Les Européennes en Allemagne, la crise du SPD, de la gauche européenne et du capitalisme
(Ou: ça fait longtemps que je n’avais pas pris le temps d’écrire.)
1. Prologue à Harvard
La semaine suivant les élections européennes l’université américaine de Harvard a donné le titre de „Docteur honoraire“ à Angela Merkel. La chancelière allemande, ravie de cette occasion d’échapper aux contingences politiciennes dans lesquelles se noient sa dauphine proclamée, Annette Kramp-Karrenbauer (AKK) et sa rivale du SPD Andrea Nahles, prononça un discours de femme d‘Etat visionnaire et conservateur-liberale. La joie des organisateurs, pour qui Merkel est l’anti-Trump, était à son comble. L’un d’entre eux, faisant référence à des débats très actuels aux États-Unis, rendit hommage à la chancelière avec ces mots : „elle a quand même introduit le salaire minimum en Allemagne et fait le mariage pour tous.“ Après tout, n’est elle pas en plus surnommée la „Chancelière du climat“ – Klima-Kanzlerin?
Cette scène surréaliste illustre à merveille l’échec, vu du SPD, de la,Grande coalition, et l’impossibilité, vu de l‘Union, à remplacer au même niveau de surface de projection lisse des fantasmes (politiques) des autres la chancelière.
Angela Merkel est une adversaire déclarée du mariage pour tous. Il fut voté contre sa volonté dans les derniers mois de la législature grâce à une alliance du SPD avec les deux partis d’opposition de gauche, Linke et Verts, à l’instigation d’un Martin Schulz en campagne électorale.
Le salaire minimum, Angela Merkel, qui ne manque jamais une occasion de tresser des lauriers à Gerhard Schröder et son programme de réformes antisociales Harz 1 à 4, y est également opposée. Mais voilà, c’était la condition posée par le SPD à une grande coalition en 2013, et c’est l’alors ministre du travail Andrea Nahles qui mit la mesure en musique.
Quant au climat, depuis l‘élection il y a 14 ans de la chancelière, l‘Allemagne échoue à atteindre ses propres objectifs en réduction démission des gaz à effets de serre. Sa première mesure environnementale en 2009 après s’être débarrassée du SPD fut de rétablir le nucléaire, décision sur laquelle elle revint au moment de Fukushima par calcul électoral. De même, depuis les révélations des manipulations illégales des logiciels de mesure des émissions toxiques par les constructeurs automobiles allemands, en premier lieu Volkswagen où la région de Basse-Saxe et l’Etat possèdent une minorité de blocage, Merkel a tout fait pour protéger les constructeurs contre les consommateurs et la santé publique ou le climat.2. Le paradoxe de Junior
L’annonce, pendant la campagne électorale des Européennes, alors que les marches pour le climat initiée par la lycéenne suédoise Greta Thünberg ont rencontré un gigantesque écho dans la jeunesse allemande, que le gouvernement de Grande Coalition abandonnait ses objectifs climatiques à l’échéance 2030, et repoussait une sortie de l’énergie charbon à 2035, n‘a pas tellement gêné le vote conservateur, mais profondément affecté le vote pour le SPD.

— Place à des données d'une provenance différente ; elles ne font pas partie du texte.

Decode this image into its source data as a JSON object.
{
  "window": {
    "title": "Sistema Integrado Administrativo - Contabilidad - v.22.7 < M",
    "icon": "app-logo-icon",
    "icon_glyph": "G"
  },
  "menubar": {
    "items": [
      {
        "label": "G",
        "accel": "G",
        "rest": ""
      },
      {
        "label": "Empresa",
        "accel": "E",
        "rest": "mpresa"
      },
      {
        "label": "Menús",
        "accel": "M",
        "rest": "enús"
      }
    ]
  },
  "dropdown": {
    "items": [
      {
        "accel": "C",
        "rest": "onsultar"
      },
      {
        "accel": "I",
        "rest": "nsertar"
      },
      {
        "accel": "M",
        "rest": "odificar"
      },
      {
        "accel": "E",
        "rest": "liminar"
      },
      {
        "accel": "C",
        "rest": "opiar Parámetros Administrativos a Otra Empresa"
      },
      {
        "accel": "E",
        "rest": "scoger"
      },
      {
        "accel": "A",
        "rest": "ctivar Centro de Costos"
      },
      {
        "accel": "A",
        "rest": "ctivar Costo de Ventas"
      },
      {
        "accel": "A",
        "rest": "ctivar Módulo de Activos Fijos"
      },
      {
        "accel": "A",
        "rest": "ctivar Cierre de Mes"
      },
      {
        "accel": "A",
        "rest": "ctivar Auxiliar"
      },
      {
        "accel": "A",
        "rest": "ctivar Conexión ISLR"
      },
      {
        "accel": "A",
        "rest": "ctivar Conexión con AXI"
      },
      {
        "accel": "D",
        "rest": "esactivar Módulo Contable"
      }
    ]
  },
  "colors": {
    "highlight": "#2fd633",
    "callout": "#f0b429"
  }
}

Celui-ci vit le paradoxe du partenaire junior d’une coalition : tout ce qui est positif profite au chef de gouvernement, tout ce qui est négatif renforce les frustrations de l’électorat cœur du partenaire junior. Cette leçon, le spd l’avait reçu entre 2005 et 2009, passant de 33 à 23%.

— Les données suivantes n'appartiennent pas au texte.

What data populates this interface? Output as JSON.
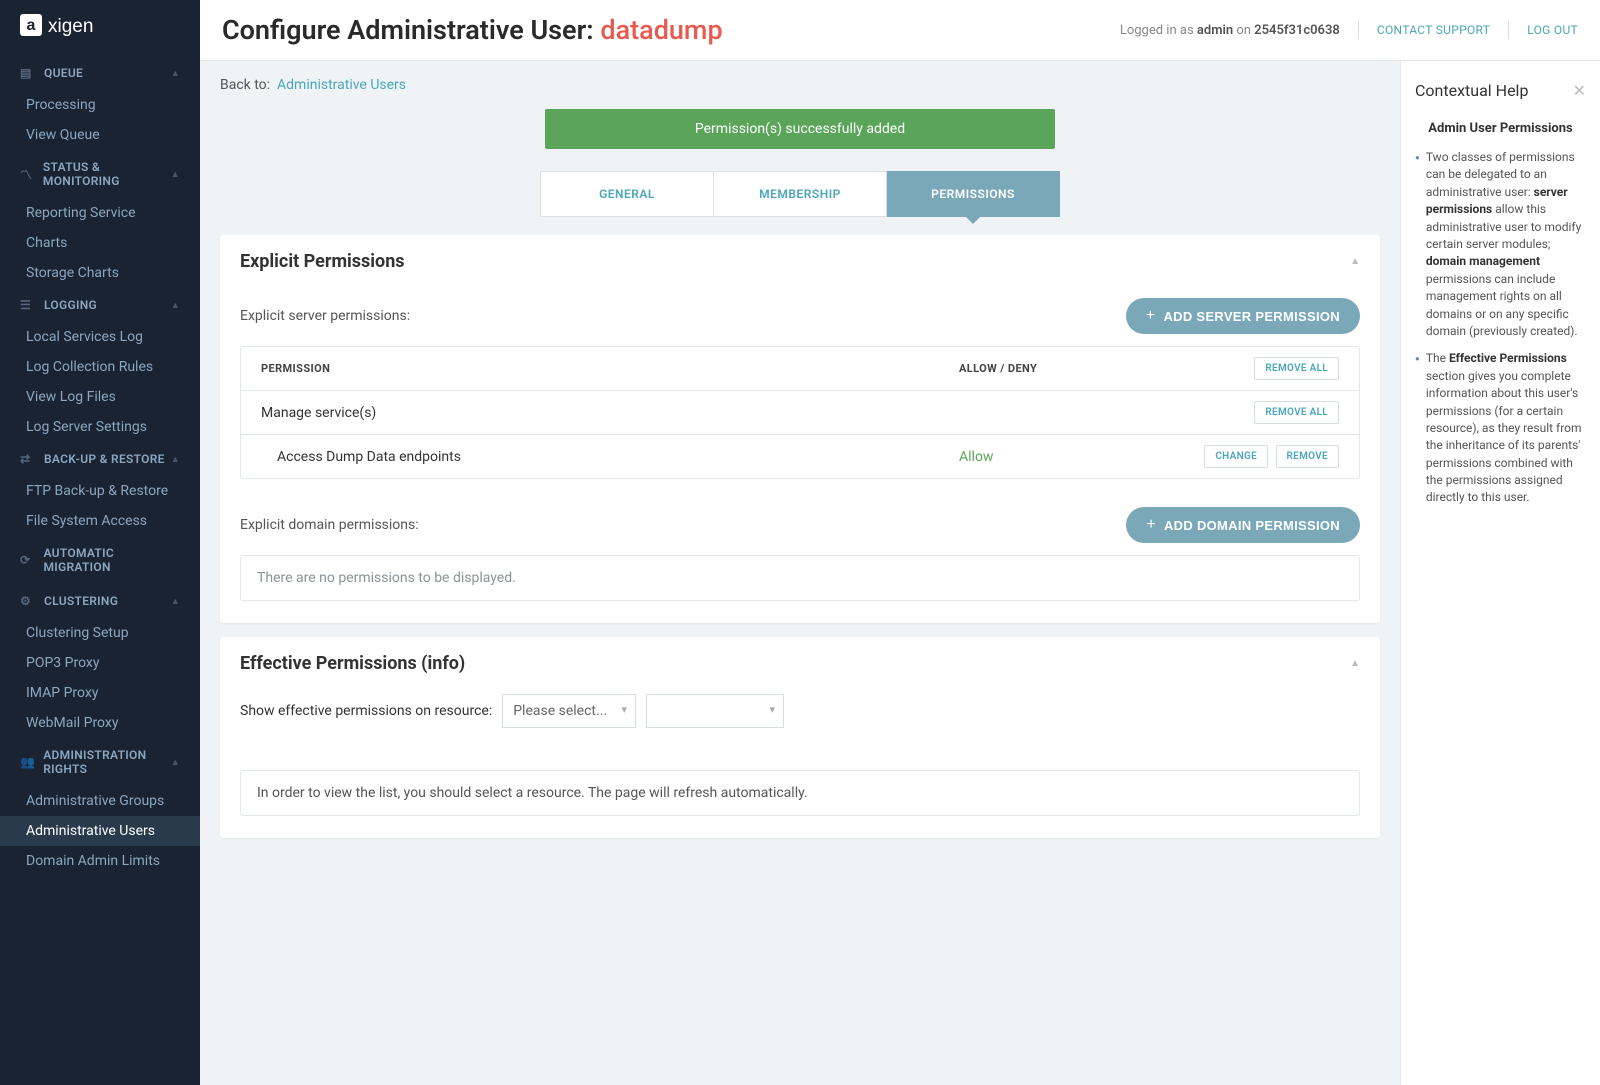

Les libéraux du FDP l’ont aussi vécu entre 2009 et 2013, passant de 14 à 3%.
Le SPD l’a encore vécu entre 2013 et 2017, passant de 25 à 20%.
Incorrigible, il a tenu à répartir en Grande Coalition après l’échec des négociations entre droite, Verts et libéraux.
Aux Européennes, il a remporté le pire score de son histoire depuis … l’empereur Guillaume II, et passe, avec 15%, loin derrière les Verts (21%).Le SPD a mené en 2019 une campagne très européenne, sans contenu concret à cette „envie d‘Europe“. C’est un peu une répétition de la fin de campagne de Martin Schulz en 2017, qui abandonna la justice sociale pour se concentrer sur l‘Europe, opposant à une Merkel ouvertement souverainiste son attachement européen dans un débat télévisé surréaliste. Alors que les négociateurs du SPD avaient prévu une séquence débat sur la justice sociale, Schulz l’utilisa pour parler migration et Europe.
Sans surprise, les allemands jugent durement le SPD sur sa compétence en justice sociale. De 55% en 1998, au tout début de l’ère Schröder, on est tombé à 29% en 2019, soit en dessous encore qu’en 2004, au pire moment des scissions internes sur l’agenda Schröder.
Si le choix de l’européanisme a permis au SPD de gagner 90 000 électeurs venus du FDP – le parti libéral allemand a une position très frileuse sur l‘Europe avec un dirigeant, Lindner, opposé aux propositions de Macron – il en a perdu 2 millions à l‘abstentionnisme.
Son absence de discours et d’actes sur le climat, l’écologie, lui coûtent 1,7 million d’électeurs passés aux verts. La ministre de l’environnement SPD a tapée du poing sur la table le … lendemain des élections, accusant tous ses collègues de droite de bloquer sa proposition de loi climatique. C’est qu’ils maîtrisent le transport, l‘industrie, l‘agriculture. Mais la conséquence du gouvernement annonçant ne pas tenir les objectifs climatiques retombe fatalement sur le parti en charge du dossier.
Le SPD a sans surprise perdu aussi la bataille des classes d’âge. Les Verts sont choisis par 34% des 18-24 ans, 27% par les 25-34 ans. Le SPD ne retrouve un score au delà des 20% qu’auprès des plus de 60 ans.
Enfin, les classes populaires, les 30% Les plus modestes, ont depuis longtemps tourné le dos au SPD pour voter Linke, AfD, ou s’abstenir.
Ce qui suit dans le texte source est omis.